Долго ждать и сверлить стену холодным взглядом ему не пришлось. Примерно спустя минут десять девушка зашевелилась и тут же охнула. Жаклин потянула руку куда-то вниз, но остановилась на полпути, стоило ей увидеть Люциуса, что изучал её пронзительным взором.
— Тело ломит? – поинтересовался он, ухмыльнувшись, встав и направившись к отвечающей молчанием и зрительной слежкой Жаклин. — Я немного облегчу твою участь, а потом мы начнём допрос.

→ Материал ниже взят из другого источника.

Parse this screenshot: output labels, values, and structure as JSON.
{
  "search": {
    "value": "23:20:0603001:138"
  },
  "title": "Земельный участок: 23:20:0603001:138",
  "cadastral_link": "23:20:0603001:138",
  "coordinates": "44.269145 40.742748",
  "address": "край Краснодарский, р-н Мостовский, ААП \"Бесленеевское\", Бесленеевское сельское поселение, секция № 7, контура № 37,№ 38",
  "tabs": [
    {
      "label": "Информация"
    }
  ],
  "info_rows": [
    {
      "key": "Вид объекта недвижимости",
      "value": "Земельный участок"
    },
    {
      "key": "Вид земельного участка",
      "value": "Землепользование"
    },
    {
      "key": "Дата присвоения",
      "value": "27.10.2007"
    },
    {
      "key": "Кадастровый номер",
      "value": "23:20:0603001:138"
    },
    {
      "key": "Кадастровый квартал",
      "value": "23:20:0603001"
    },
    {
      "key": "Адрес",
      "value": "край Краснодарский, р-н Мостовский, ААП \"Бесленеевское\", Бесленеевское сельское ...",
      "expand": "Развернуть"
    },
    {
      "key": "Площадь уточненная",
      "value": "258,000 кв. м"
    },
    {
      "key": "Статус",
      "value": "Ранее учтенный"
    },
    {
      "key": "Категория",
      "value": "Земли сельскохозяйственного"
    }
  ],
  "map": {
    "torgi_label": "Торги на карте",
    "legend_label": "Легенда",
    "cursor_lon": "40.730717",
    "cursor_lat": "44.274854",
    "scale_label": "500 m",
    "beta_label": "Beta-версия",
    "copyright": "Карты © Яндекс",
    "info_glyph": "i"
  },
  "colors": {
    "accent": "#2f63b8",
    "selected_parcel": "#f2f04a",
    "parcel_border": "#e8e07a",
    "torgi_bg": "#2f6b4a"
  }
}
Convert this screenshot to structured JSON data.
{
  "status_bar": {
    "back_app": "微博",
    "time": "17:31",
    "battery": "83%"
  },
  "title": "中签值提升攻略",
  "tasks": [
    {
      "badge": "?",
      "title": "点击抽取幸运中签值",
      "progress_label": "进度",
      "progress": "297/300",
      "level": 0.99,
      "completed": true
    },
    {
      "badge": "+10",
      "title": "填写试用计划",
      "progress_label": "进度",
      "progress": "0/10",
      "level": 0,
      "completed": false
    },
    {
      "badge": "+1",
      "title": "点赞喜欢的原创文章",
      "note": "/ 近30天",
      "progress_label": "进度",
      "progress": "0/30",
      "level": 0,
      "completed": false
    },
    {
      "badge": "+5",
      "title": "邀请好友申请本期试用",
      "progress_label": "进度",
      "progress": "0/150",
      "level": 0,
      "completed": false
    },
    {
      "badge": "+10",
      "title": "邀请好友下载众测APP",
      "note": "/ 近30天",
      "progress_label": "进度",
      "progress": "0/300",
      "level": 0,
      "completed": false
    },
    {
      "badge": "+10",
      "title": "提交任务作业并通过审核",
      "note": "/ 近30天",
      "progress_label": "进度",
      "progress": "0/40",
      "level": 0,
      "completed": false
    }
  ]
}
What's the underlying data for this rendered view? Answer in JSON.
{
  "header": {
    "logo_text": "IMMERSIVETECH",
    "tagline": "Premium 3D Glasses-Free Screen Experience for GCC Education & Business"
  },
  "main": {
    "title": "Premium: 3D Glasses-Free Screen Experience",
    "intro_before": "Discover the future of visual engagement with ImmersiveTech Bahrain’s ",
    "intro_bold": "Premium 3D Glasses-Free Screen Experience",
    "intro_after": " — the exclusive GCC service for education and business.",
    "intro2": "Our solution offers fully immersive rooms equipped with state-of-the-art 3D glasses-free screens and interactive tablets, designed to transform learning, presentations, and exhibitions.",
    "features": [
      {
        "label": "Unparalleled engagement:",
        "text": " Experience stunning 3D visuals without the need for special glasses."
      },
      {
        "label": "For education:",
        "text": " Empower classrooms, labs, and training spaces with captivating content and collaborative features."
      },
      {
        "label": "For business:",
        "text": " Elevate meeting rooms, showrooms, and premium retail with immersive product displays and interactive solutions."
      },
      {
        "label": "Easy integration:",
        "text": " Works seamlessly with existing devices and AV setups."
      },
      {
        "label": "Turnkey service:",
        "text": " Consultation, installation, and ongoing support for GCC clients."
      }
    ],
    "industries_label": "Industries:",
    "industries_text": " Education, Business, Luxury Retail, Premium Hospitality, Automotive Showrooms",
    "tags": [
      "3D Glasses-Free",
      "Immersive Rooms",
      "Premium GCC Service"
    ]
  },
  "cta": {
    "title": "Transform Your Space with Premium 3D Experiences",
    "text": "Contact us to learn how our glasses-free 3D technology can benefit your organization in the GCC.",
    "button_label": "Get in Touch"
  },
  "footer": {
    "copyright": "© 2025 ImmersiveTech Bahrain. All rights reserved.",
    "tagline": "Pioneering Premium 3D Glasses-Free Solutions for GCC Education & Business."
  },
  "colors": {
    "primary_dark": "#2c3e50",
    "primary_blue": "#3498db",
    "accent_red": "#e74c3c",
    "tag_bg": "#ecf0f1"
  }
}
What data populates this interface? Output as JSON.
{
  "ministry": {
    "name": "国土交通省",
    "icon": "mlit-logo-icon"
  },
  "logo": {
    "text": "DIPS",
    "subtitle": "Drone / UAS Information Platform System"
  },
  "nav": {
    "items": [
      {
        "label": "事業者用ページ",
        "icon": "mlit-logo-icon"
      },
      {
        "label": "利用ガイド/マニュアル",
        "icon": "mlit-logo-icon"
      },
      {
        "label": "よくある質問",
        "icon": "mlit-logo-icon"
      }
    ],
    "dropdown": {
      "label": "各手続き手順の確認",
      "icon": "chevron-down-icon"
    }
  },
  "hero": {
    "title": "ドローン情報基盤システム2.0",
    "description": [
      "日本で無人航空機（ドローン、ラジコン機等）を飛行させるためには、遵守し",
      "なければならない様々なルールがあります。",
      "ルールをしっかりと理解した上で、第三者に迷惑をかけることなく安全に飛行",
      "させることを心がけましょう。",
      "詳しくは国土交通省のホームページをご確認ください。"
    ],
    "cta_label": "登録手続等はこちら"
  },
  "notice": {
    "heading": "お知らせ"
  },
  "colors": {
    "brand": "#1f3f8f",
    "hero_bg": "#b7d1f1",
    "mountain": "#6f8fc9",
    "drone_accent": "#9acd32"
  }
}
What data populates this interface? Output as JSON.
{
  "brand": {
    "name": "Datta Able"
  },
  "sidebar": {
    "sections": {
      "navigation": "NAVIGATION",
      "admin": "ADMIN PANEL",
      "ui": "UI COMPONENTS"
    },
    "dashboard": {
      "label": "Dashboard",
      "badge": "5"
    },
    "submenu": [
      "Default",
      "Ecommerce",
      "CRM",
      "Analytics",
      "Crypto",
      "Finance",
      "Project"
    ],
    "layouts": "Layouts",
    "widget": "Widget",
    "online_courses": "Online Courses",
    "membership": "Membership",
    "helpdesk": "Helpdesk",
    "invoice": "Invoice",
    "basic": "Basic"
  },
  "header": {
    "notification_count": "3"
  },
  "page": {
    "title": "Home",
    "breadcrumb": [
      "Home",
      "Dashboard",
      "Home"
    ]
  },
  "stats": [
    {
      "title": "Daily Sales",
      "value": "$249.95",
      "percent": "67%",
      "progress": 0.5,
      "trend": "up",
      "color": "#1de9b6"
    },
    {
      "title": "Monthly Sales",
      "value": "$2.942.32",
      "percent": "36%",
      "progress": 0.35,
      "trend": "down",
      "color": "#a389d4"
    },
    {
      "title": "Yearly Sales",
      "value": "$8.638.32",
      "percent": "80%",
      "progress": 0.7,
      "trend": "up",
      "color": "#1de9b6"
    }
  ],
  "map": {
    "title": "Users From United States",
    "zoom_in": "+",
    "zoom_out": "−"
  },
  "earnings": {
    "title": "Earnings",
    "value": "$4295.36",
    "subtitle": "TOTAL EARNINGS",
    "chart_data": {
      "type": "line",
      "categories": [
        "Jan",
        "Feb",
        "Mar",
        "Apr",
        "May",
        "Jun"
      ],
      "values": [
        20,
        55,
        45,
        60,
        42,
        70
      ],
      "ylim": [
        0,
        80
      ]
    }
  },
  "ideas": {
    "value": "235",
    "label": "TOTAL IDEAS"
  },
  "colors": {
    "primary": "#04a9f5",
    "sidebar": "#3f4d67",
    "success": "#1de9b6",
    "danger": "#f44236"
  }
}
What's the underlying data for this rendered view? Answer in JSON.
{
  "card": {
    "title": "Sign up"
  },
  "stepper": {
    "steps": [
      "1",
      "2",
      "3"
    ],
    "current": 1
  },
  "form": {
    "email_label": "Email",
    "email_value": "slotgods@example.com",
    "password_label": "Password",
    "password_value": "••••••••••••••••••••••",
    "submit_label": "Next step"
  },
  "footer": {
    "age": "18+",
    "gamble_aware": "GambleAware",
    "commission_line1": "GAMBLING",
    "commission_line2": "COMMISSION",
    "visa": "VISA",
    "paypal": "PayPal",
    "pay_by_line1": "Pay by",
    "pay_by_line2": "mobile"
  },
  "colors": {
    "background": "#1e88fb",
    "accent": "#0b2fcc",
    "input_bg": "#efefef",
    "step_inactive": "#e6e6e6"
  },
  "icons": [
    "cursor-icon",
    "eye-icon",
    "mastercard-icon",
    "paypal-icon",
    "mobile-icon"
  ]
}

Малфой-старший опустил одну руку в тарелку с холодной водой, что всегда была на готове, а другой ухватился за край одеяла, из под которого торчала только голова девушки, что тут же замычала, заставив мужчину разжать пальцы, но не убрал их.
— Нет... не надо... мне и так... хорошо... – всё таки заговорила та, от чего Люциус в недоумении приподнял одну бровь вверх.
— Чего вы так опасаетесь, Жаклин? Вам плохо до безумия, и я это вижу, – Малфой-старший краем глаза заметил на полу валяющуюся ткань и, не раздумывая, наклонился, подняв её и различив в разорванном тряпье бывшую ночную рубашку, в которую была облачена при прошлой с ним беседе девушка. — Вам стало настолько жарко, что вы решили раздеться и встретить меня нагой? – саркастично прокомментировал находку он, поджав на мгновение в нескрываемым отвращении губы и швырнув одежду обратно.
— Почему... всё должно... касаться... именно вас? – не сдержавшись, ответила на насмешку Жали, смотря в его колючие, морозящие душу серые глаза.
Люциус не стал разжигать очередной спор между ними, молниеносно обнажив плечи больной, покрытые свежими, фиолетовыми синяками, которые отчётливо демонстрировали оставленные следы чьих-то пальцев, что вдавливали свою жертву в матрас.
— Кто?... -– полушёпотом, отстранённым и пустым голосом спросил Малфой-старший, не глядя в испуганный взор Жаклин. — Кто это сделал?! – тут же перешёл он на крик, так и посмотрев в глаза девушки, по бледной щеке которой потекла одинокая слеза.
— Ан-ан-анто...нин – сквозь прорывающиеся наружу рыдания озвучила имя насильника та, отвернувшись от нахлынувшей стыдливости.